General Karenzi Rwanda intelligence chief arrested
Deputy Force Commander of Unamid, General Karenzi, in his office in El Fasher Susan Schulman/Getty Images

The arrest of Rwanda's intelligence chief Karenzi Karake is politically motivated and he should be freed, says British Conservative Party politician Andrew Mitchell.

Rwandan Patriotic Front

The Rwandan Patriotic Front (RPF) was formed in 1987 by Tutsi refugees who had fled along with their families to Uganda due to ethnic violence.

In 1990, RPF's armed wing Rwandan Patriotic Army (RPA) invaded Rwanda and fought against troops loyal to President Juvénal Habyarimana, triggering the Rwanda civil war.

RPA's leader Fred Gisa Rwigyema was killed shortly after prompting the RPA to retreat and regroup under Paul Kagame. The warring sides engaged in peace negotiations and reached a ceasefire, which was broken when Habyarimana died in a plane crash on 6 April 1994, among suspicions that he had been killed by the Tutsi.

The death of the president sparked the genocide, during which the RPF fought against Hutu extremists and those loyal to the interim government, which had ordered the killing of the Tutsi. The RPF took control of the country in July 1994 and Pasteur Bizimungu became president. He stayed in power until 2000, when he was succeeded by Kagame.

The role of RPF during the genocide is controversial. The group defeated Hutu extremists who were carrying out the genocide, but it has also been accused of killing, sometimes indiscriminately, Hutus and Tutsi.

The MP made the comments hours after Karake was arrested on allegations of human rights abuses, which he is accused of committing during the 1994 genocide.

He was arrested at Heathrow Airport on Saturday (20 June) and is to appear before Westminster Magistrates' Court on 25 June.

In 2008, Karake – a member of paramilitary organisation and now Rwanda's ruling party, Rwandan Patriotic Front – was indicted by a Spanish judge, who alleged the 54-year-old ordered political assassinations and massacres between 1994 and 1997.

Speaking to IBTimes UK, Mitchell said: "This is an abuse of the European arrest warrant system.

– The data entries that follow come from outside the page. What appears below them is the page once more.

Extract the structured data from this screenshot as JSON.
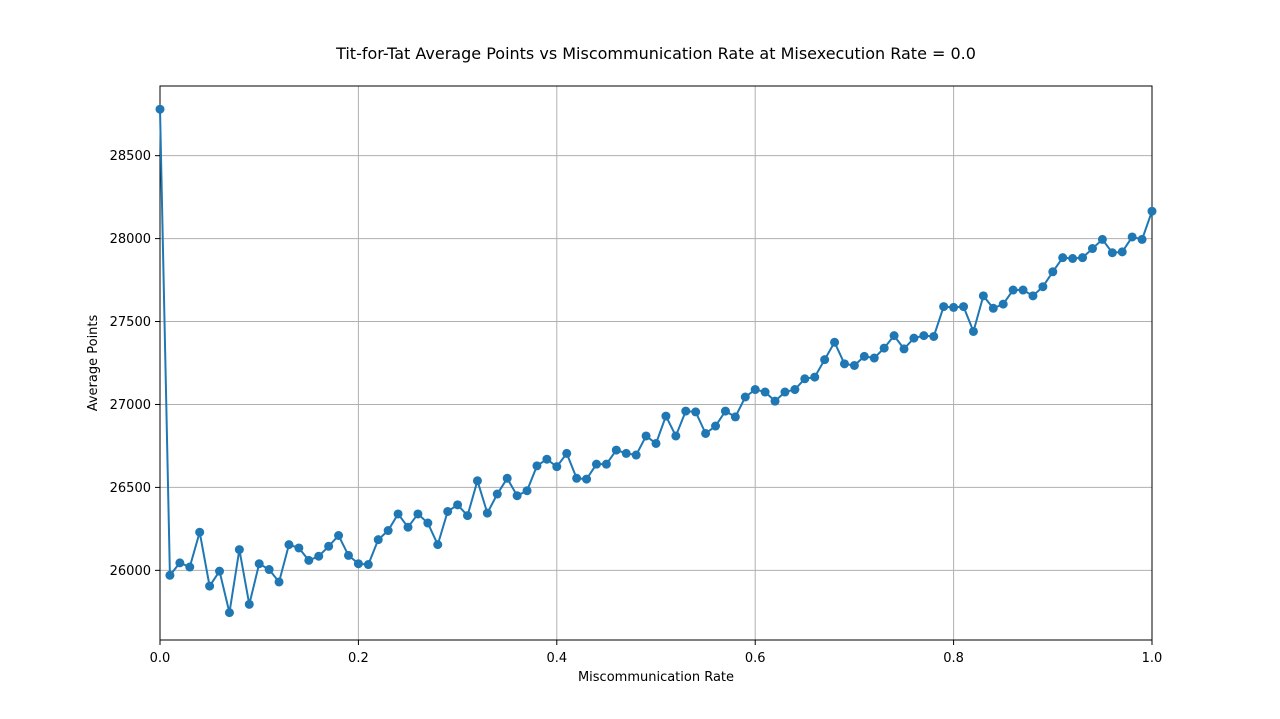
{
  "chart_data": {
    "type": "line",
    "title": "Tit-for-Tat Average Points vs Miscommunication Rate at Misexecution Rate = 0.0",
    "xlabel": "Miscommunication Rate",
    "ylabel": "Average Points",
    "xlim": [
      0.0,
      1.0
    ],
    "ylim": [
      25580,
      28920
    ],
    "x_ticks": [
      0.0,
      0.2,
      0.4,
      0.6,
      0.8,
      1.0
    ],
    "x_tick_labels": [
      "0.0",
      "0.2",
      "0.4",
      "0.6",
      "0.8",
      "1.0"
    ],
    "y_ticks": [
      26000,
      26500,
      27000,
      27500,
      28000,
      28500
    ],
    "y_tick_labels": [
      "26000",
      "26500",
      "27000",
      "27500",
      "28000",
      "28500"
    ],
    "grid": true,
    "color": "#1f77b4",
    "marker": "circle",
    "series": [
      {
        "x": [
          0.0,
          0.01,
          0.02,
          0.03,
          0.04,
          0.05,
          0.06,
          0.07,
          0.08,
          0.09,
          0.1,
          0.11,
          0.12,
          0.13,
          0.14,
          0.15,
          0.16,
          0.17,
          0.18,
          0.19,
          0.2,
          0.21,
          0.22,
          0.23,
          0.24,
          0.25,
          0.26,
          0.27,
          0.28,
          0.29,
          0.3,
          0.31,
          0.32,
          0.33,
          0.34,
          0.35,
          0.36,
          0.37,
          0.38,
          0.39,
          0.4,
          0.41,
          0.42,
          0.43,
          0.44,
          0.45,
          0.46,
          0.47,
          0.48,
          0.49,
          0.5,
          0.51,
          0.52,
          0.53,
          0.54,
          0.55,
          0.56,
          0.57,
          0.58,
          0.59,
          0.6,
          0.61,
          0.62,
          0.63,
          0.64,
          0.65,
          0.66,
          0.67,
          0.68,
          0.69,
          0.7,
          0.71,
          0.72,
          0.73,
          0.74,
          0.75,
          0.76,
          0.77,
          0.78,
          0.79,
          0.8,
          0.81,
          0.82,
          0.83,
          0.84,
          0.85,
          0.86,
          0.87,
          0.88,
          0.89,
          0.9,
          0.91,
          0.92,
          0.93,
          0.94,
          0.95,
          0.96,
          0.97,
          0.98,
          0.99,
          1.0
        ],
        "y": [
          28780,
          25970,
          26045,
          26020,
          26230,
          25905,
          25995,
          25745,
          26125,
          25795,
          26040,
          26005,
          25930,
          26155,
          26135,
          26060,
          26085,
          26145,
          26210,
          26090,
          26040,
          26035,
          26185,
          26240,
          26340,
          26260,
          26340,
          26285,
          26155,
          26355,
          26395,
          26330,
          26540,
          26345,
          26460,
          26555,
          26450,
          26480,
          26630,
          26670,
          26625,
          26705,
          26555,
          26550,
          26640,
          26640,
          26725,
          26705,
          26695,
          26810,
          26765,
          26930,
          26810,
          26960,
          26955,
          26825,
          26870,
          26960,
          26925,
          27045,
          27090,
          27075,
          27020,
          27075,
          27090,
          27155,
          27165,
          27270,
          27375,
          27245,
          27235,
          27290,
          27280,
          27340,
          27415,
          27335,
          27400,
          27415,
          27410,
          27590,
          27585,
          27590,
          27440,
          27655,
          27580,
          27605,
          27690,
          27690,
          27655,
          27710,
          27800,
          27885,
          27880,
          27885,
          27940,
          27995,
          27915,
          27920,
          28010,
          27995,
          28165
        ]
      }
    ]
  }
}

It is being used for political reasons and not judicial ones.

"This arrest warrant has been widely discredited not least by American officials who described it as unresearched, politically motivated and lacking in factual accuracy.

"The indictment from 2008 was against 40 senior Rwandan officials but a Spanish high court suspended the indictment I believe in March 2014."

'He is a good man, but he should face trial'

David Himbara – who worked for Rwanda's President Paul Kagame as the head of strategy and policy and as his principal private secretary, and who now lives in London – told IBTimes UK: "This man is representing a government that is running a morgue everywhere, committing crimes, harassing Rwandans in exile, widely reported to be assassinating people."

"In my view it's a surprise that he hasn't been arrested before because he's been here [in the UK] several times," Himbara added, pointing out he was not aware of any suspension of the 2008 indictment.

"I know Karenzi very well and when I say that the law must be obeyed, I am not suggesting that he is guilty of anything. In fact he is a good man, very intelligent, but he is part of a bad government. But I can't say he is innocent as one has to be tried to be found guilty or innocent."

Himbara said that as a Rwandan, he feels sympathetic with Karake. "It might sound contradictory, but I am also very sympathetic to his cause as a compatriot. I will go to court to show him solidarity even though I totally despise the regime that he represents," he added.

"While I am sympathetic to the man because he is also a victim of the system, nonetheless he has to face the law."